Realtors Looking to Mid-2008 for Local Rebound

Arlington Sun Gazette, December 12, 2007
By BRIAN TROMPETER, Staff Writer

Despite stagnant home sales and a subprime mortgage crisis that won't go away, area real estate officials said they expect regional home sales to rebound beginning next summer.

“I remain optimistic about our region's future,” said Luis Lama, 2007 board chairman of the Northern Virginia Association of Realtors (NVAR). “It's a great time to buy, especially in Northern Virginia.”

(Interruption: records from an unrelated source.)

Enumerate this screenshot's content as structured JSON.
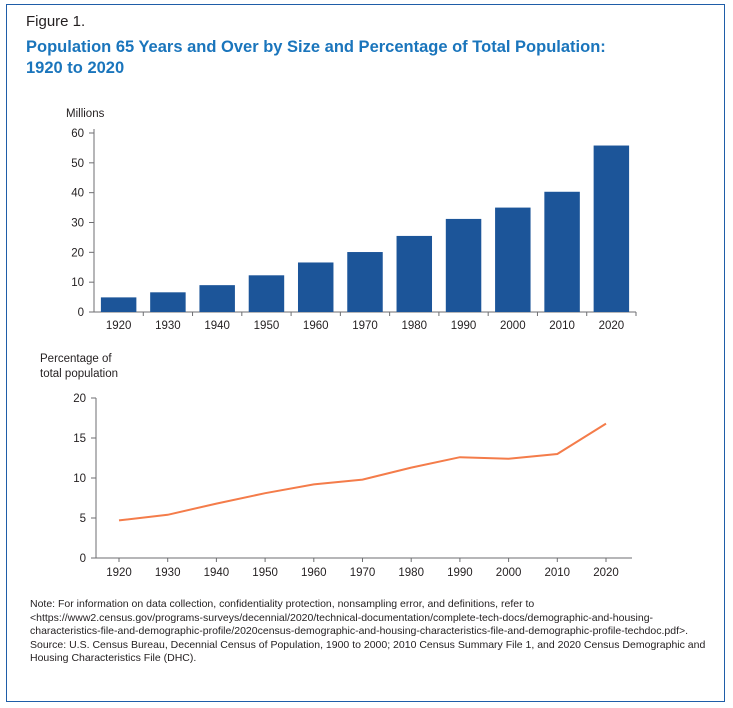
{
  "figure_label": "Figure 1.",
  "title_line1": "Population 65 Years and Over by Size and Percentage of Total Population:",
  "title_line2": "1920 to 2020",
  "note": "Note: For information on data collection, confidentiality protection, nonsampling error, and definitions, refer to <https://www2.census.gov/programs-surveys/decennial/2020/technical-documentation/complete-tech-docs/demographic-and-housing-characteristics-file-and-demographic-profile/2020census-demographic-and-housing-characteristics-file-and-demographic-profile-techdoc.pdf>.",
  "source": "Source: U.S. Census Bureau, Decennial Census of Population, 1900 to 2000; 2010 Census Summary File 1, and 2020 Census Demographic and Housing Characteristics File (DHC).",
  "colors": {
    "bar": "#1c5599",
    "line": "#f47c4a",
    "title": "#1a75bc",
    "frame": "#1f5da8"
  },
  "chart_data": [
    {
      "type": "bar",
      "ylabel": "Millions",
      "ylim": [
        0,
        60
      ],
      "yticks": [
        0,
        10,
        20,
        30,
        40,
        50,
        60
      ],
      "categories": [
        "1920",
        "1930",
        "1940",
        "1950",
        "1960",
        "1970",
        "1980",
        "1990",
        "2000",
        "2010",
        "2020"
      ],
      "values": [
        4.9,
        6.6,
        9.0,
        12.3,
        16.6,
        20.1,
        25.5,
        31.2,
        35.0,
        40.3,
        55.8
      ],
      "grid": false
    },
    {
      "type": "line",
      "ylabel_lines": [
        "Percentage of",
        "total population"
      ],
      "ylim": [
        0,
        20
      ],
      "yticks": [
        0,
        5,
        10,
        15,
        20
      ],
      "categories": [
        "1920",
        "1930",
        "1940",
        "1950",
        "1960",
        "1970",
        "1980",
        "1990",
        "2000",
        "2010",
        "2020"
      ],
      "values": [
        4.7,
        5.4,
        6.8,
        8.1,
        9.2,
        9.8,
        11.3,
        12.6,
        12.4,
        13.0,
        16.8
      ],
      "grid": false
    }
  ]
}
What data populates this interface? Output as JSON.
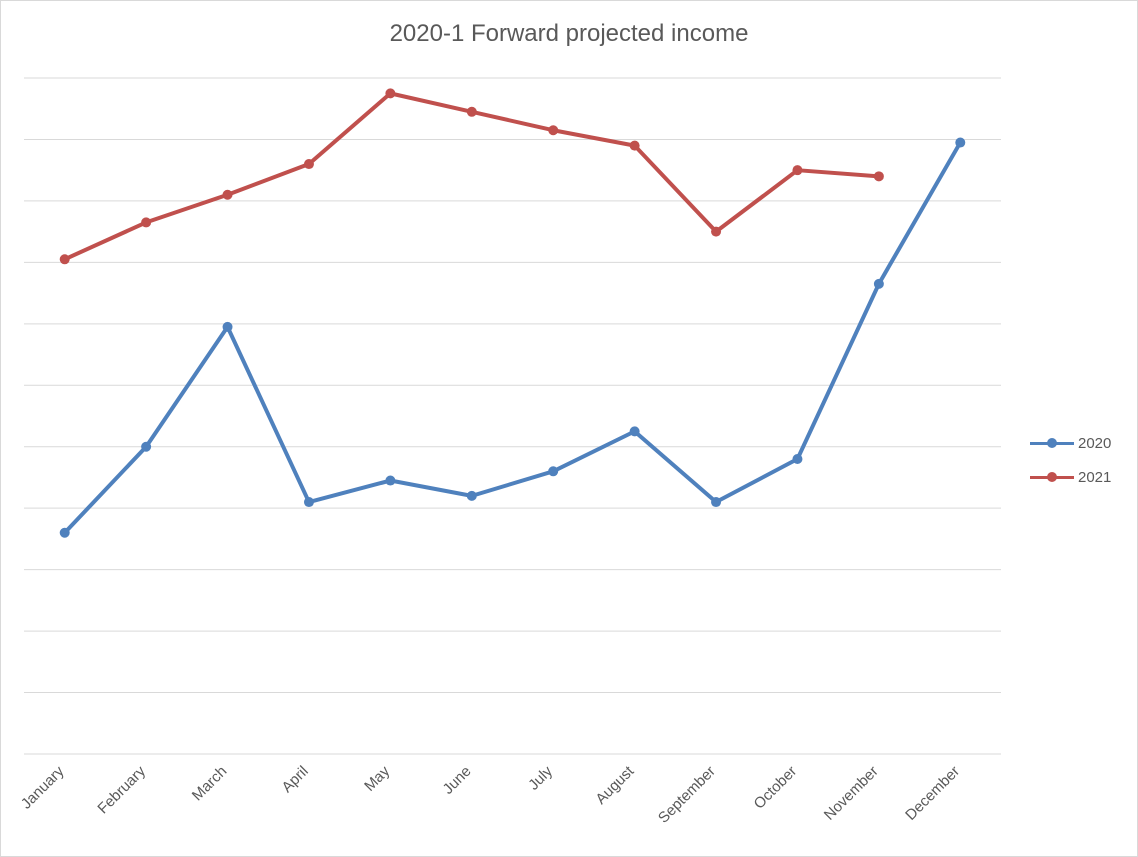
{
  "chart_data": {
    "type": "line",
    "title": "2020-1 Forward projected income",
    "categories": [
      "January",
      "February",
      "March",
      "April",
      "May",
      "June",
      "July",
      "August",
      "September",
      "October",
      "November",
      "December"
    ],
    "series": [
      {
        "name": "2020",
        "color": "#4f81bd",
        "values": [
          2.6,
          4.0,
          5.95,
          3.1,
          3.45,
          3.2,
          3.6,
          4.25,
          3.1,
          3.8,
          6.65,
          8.95
        ]
      },
      {
        "name": "2021",
        "color": "#c0504d",
        "values": [
          7.05,
          7.65,
          8.1,
          8.6,
          9.75,
          9.45,
          9.15,
          8.9,
          7.5,
          8.5,
          8.4,
          null
        ]
      }
    ],
    "ylim": [
      -1,
      10
    ],
    "y_ticks_visible": false,
    "grid": true,
    "legend_position": "right"
  }
}
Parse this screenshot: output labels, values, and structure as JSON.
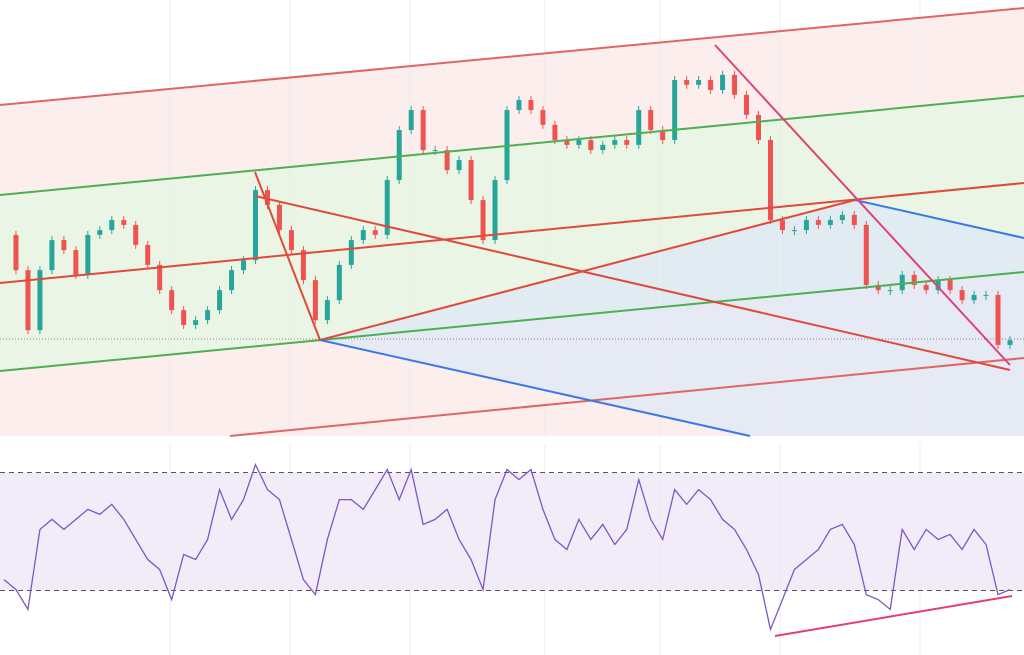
{
  "chart_data": [
    {
      "type": "candlestick",
      "ylim": [
        0,
        100
      ],
      "up_color": "#26a69a",
      "down_color": "#ef5350",
      "values": [
        46.0,
        37.9,
        24.1,
        37.9,
        44.8,
        42.5,
        36.8,
        46.0,
        47.1,
        49.4,
        48.3,
        43.7,
        39.1,
        33.3,
        28.7,
        25.3,
        26.4,
        28.7,
        33.3,
        37.9,
        40.2,
        56.3,
        52.9,
        47.1,
        42.5,
        35.6,
        26.4,
        31.0,
        39.1,
        44.8,
        47.1,
        46.0,
        58.6,
        70.1,
        74.7,
        65.5,
        65.5,
        60.9,
        63.2,
        54.0,
        44.8,
        58.6,
        74.7,
        77.0,
        74.7,
        71.3,
        67.8,
        66.7,
        67.8,
        65.5,
        66.7,
        67.8,
        66.7,
        74.7,
        70.1,
        67.8,
        81.6,
        80.5,
        81.6,
        79.3,
        82.8,
        78.2,
        73.6,
        67.8,
        49.4,
        47.1,
        47.1,
        49.4,
        48.3,
        49.4,
        50.6,
        48.3,
        34.5,
        33.3,
        33.3,
        36.8,
        34.5,
        33.3,
        35.6,
        33.3,
        31.0,
        32.2,
        32.2,
        20.7,
        21.8
      ]
    },
    {
      "type": "line",
      "ylim": [
        0,
        100
      ],
      "levels": [
        70,
        30
      ],
      "color": "#7e57c2",
      "values": [
        33.7,
        30.3,
        23.6,
        50.7,
        54.1,
        50.7,
        54.1,
        57.5,
        55.8,
        59.2,
        54.1,
        47.3,
        40.5,
        37.1,
        26.9,
        42.2,
        40.5,
        47.3,
        64.2,
        54.1,
        60.8,
        72.7,
        64.2,
        60.8,
        47.3,
        33.7,
        28.6,
        47.3,
        60.8,
        60.8,
        57.5,
        64.2,
        71.0,
        60.8,
        71.0,
        52.4,
        54.1,
        57.5,
        47.3,
        40.5,
        30.3,
        60.8,
        71.0,
        67.6,
        71.0,
        57.5,
        47.3,
        43.9,
        54.1,
        47.3,
        52.4,
        45.6,
        50.7,
        67.6,
        54.1,
        47.3,
        64.2,
        59.2,
        64.2,
        60.8,
        54.1,
        50.7,
        43.9,
        35.4,
        16.8,
        26.9,
        37.1,
        40.5,
        43.9,
        50.7,
        52.4,
        45.6,
        28.6,
        26.9,
        23.6,
        50.7,
        43.9,
        50.7,
        47.3,
        49.0,
        43.9,
        50.7,
        45.6,
        28.6,
        30.3
      ]
    }
  ]
}
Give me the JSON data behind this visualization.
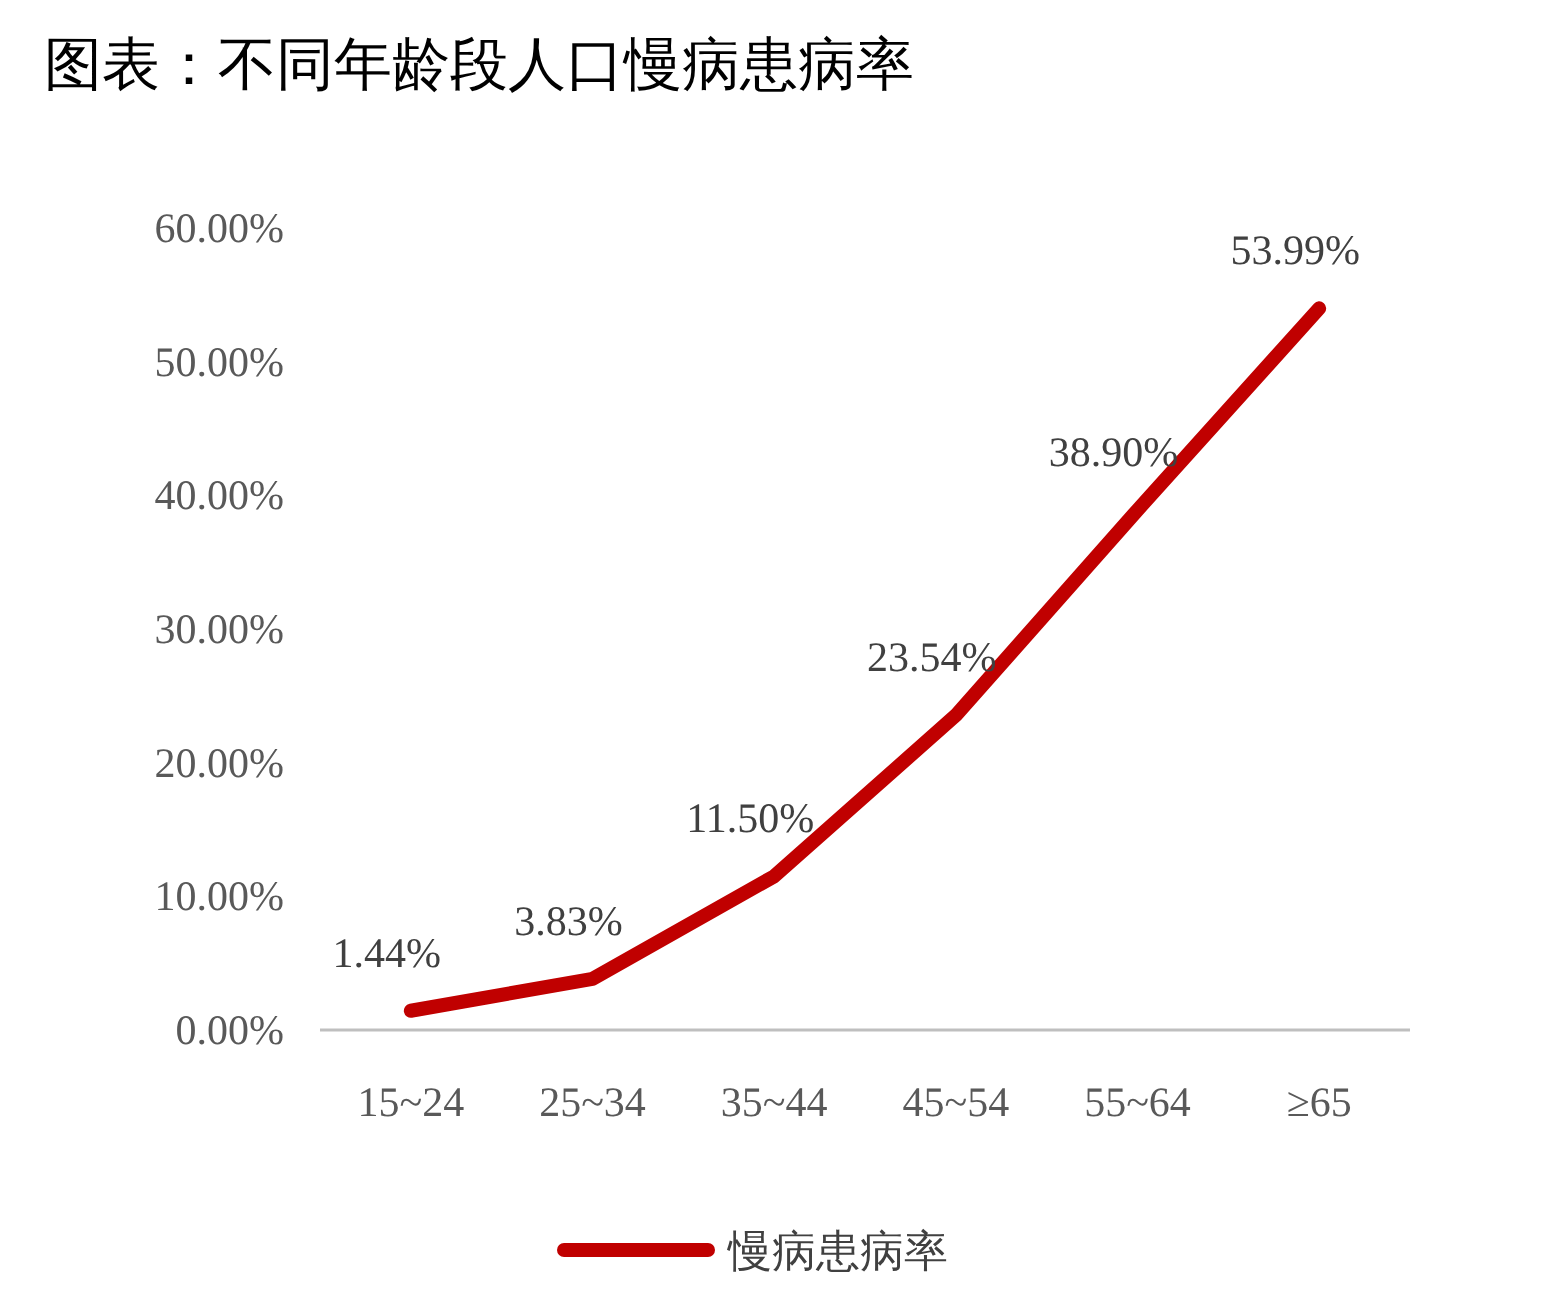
{
  "chart_data": {
    "type": "line",
    "title": "图表：不同年龄段人口慢病患病率",
    "categories": [
      "15~24",
      "25~34",
      "35~44",
      "45~54",
      "55~64",
      "≥65"
    ],
    "series": [
      {
        "name": "慢病患病率",
        "color": "#c00000",
        "values": [
          1.44,
          3.83,
          11.5,
          23.54,
          38.9,
          53.99
        ],
        "value_labels": [
          "1.44%",
          "3.83%",
          "11.50%",
          "23.54%",
          "38.90%",
          "53.99%"
        ]
      }
    ],
    "ylim": [
      0,
      60
    ],
    "yticks": [
      {
        "value": 0,
        "label": "0.00%"
      },
      {
        "value": 10,
        "label": "10.00%"
      },
      {
        "value": 20,
        "label": "20.00%"
      },
      {
        "value": 30,
        "label": "30.00%"
      },
      {
        "value": 40,
        "label": "40.00%"
      },
      {
        "value": 50,
        "label": "50.00%"
      },
      {
        "value": 60,
        "label": "60.00%"
      }
    ],
    "grid": false,
    "legend": "bottom",
    "marker": "none",
    "line_style": "solid"
  }
}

Lama and other officials gave their views at a Dec. 11 luncheon at the National Press Club.

Northern Virginia housing sales are down 11.5 percent this year, and there is a nine-month supply of houses, Lama said.

While homes in McLean saw higher prices and fewer days on the market compared with last year, houses in Herndon had the opposite results, he said.

“Like politics, real estate is local,” said Mary Beth Coya, NVAR's vice president of public and government affairs. “Each neighborhood has its own DNA.”

The Washington area's economy, buoyed as always by spending of the federal government and its contractors, continues to outperform other regions nationwide, said John McClain, a senior fellow at George Mason University's Center for Regional Analysis.

Because Washington-area economic fundamentals are so sound, 2008 will be moderately better than this year, McClain said.

Housing sales will stay below historic, long-term levels, and inventories will remain above those averages, McClain said. Housing prices will remain flat at least through the spring, he said.

Foreclosures are up in the Washington area, but still below the national average, officials said. While foreclosures in Prince William and Loudoun counties are above the national rate of 84 per 10,000 housing units sold, rates in close-in areas such as Arlington, Fairfax and Alexandria are considerably lower.

Foreclosures in Detroit and Miami are more than three times the national average, McClain said.

McClain introduced a new statistic, the “kick-out rate,” to his presentation this year. While only 4 percent of home buyers in 2004 and 2005 left their deposits and walked away from a deal, that rate peaked at nearly 66 percent this August, he said.

President Bush's plan to freeze some adjustable-rate mortgages for five years is not a cure-all for the subprime lending crisis, but it's a step in the right direction, they said.

Real estate association leaders defended Realtors' actions during the heyday of subprime loans, saying many professionals - especially lenders are involved in real estate transactions. Buyers also must share in the blame, they said.

“Consumers knew what they were doing,” Lama said. “They're claiming ignorance at this point.”